TEMPO.CO, Palu - Para pelaku usaha di Palu, Sulawesi Tengah mengeluhkan pelabuhan peti kemas yang terletak di Desa Pantoloan, Kecamatan Taweli hingga kini belum juga diperbaiki pemerintah. Pelabuhan peti kemas tersebut rusak diterjang gempa dan tsunami.
Simak: IPC Dorong Pemanfaatan Platform Layanan Digital Pelabuhan
"Kami untuk sementara memasukan barang dari luar ke Kota Palu melalui jalur darat dan udara," kata Jemmy, seorang pelaku usaha di Palu, Jumat 25 Januari 2019.
Ia mengatakan pelabuhan itu mengalami kerusakan cukup parah akibat disapu gempa dan tsunami.
Sampai sekarang ini, belum ada bongkar muat di pelabuhan tersebut karena kapal tidak bisa sandar. "Ini tentu merugikan pemerintah dan pelaku usaha," kata dia.
Mengingat pelabuhan bongkar muat dan penumpang satu-satunya di Kota Palu itu sangat vital, Jemmy meminta pemerintah pusat dan daerah untuk turun tangan.
Hal senada juga disampaikan Angki, seorang pelaku usaha di Palu. Ia mengaku sejak pelabuhan peti kemas rusak karena dihajar gempa dan tsunami, pasokan barang, termasuk kebutuhan stretegis seperti sembako dan bahan bangunan dilakukan lewat jalur darat dengan biaya angkutan lebih tinggi.
"Mau tidak mau hal itu harus dilakukan agar stok sembako dan bahan bangunan serta barang dagangan lainnya tetap tersedia dalam jumlah medai di pasaran," kata dia.
Dia menuturkan kegiatan bongkar-muat hampir empat bulan berhenti.
Ketua Bidang Perdagangan Kadin Sulteng, Achrul Udaya mendesak pemerintah secepatnya membangun kembali dermaga yang rusak tersebut.

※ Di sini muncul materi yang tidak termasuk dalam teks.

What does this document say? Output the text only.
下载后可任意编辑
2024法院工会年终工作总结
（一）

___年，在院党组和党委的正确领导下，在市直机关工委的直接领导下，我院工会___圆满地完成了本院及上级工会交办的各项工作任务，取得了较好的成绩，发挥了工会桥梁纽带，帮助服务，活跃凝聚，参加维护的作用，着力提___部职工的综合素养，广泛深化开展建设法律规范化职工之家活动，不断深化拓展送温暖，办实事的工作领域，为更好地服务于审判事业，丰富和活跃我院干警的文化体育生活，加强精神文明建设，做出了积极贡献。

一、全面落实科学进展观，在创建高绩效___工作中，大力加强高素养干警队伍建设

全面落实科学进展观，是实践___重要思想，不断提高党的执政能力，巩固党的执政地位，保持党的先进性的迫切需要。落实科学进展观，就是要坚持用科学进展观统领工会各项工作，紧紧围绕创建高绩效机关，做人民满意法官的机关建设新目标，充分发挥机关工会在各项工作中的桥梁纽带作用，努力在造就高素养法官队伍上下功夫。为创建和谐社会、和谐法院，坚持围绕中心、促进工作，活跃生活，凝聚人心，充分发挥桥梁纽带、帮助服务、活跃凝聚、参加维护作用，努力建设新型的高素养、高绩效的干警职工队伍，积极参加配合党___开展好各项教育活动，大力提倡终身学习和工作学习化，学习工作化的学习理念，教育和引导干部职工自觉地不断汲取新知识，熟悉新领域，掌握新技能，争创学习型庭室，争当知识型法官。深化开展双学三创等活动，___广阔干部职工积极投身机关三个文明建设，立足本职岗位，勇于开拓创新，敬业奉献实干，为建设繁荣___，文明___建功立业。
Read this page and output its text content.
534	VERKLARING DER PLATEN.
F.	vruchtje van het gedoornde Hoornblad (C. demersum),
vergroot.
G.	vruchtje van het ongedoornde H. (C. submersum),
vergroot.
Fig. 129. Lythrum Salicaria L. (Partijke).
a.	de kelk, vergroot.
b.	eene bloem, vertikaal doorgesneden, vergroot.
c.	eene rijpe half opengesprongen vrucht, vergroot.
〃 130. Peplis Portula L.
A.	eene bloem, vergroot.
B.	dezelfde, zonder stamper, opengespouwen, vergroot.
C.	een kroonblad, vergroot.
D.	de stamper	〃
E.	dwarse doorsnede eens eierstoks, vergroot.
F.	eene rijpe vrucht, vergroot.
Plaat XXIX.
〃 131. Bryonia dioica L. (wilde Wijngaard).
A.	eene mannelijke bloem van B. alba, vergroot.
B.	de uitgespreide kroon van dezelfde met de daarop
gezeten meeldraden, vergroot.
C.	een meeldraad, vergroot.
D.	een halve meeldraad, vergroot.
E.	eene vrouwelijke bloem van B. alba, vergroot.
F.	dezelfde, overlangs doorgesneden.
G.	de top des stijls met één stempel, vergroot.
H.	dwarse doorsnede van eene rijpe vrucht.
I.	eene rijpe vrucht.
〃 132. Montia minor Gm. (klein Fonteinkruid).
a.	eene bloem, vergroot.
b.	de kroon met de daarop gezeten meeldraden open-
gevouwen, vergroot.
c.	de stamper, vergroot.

"Jangan dibiarkan berlarut-larut, sebab yang rugi juga pemerintah, pelaku usaha dan masyarakat," kata dia.
Akibat pelabuhan peti kemas rusak, para pelaku usaha mendatangkan barang/bahan kebutuhan masyarakat melalui darat dengan biaya mahal. Pasalnya harga penjualan akan disesuaikan dengan biaya transportasi.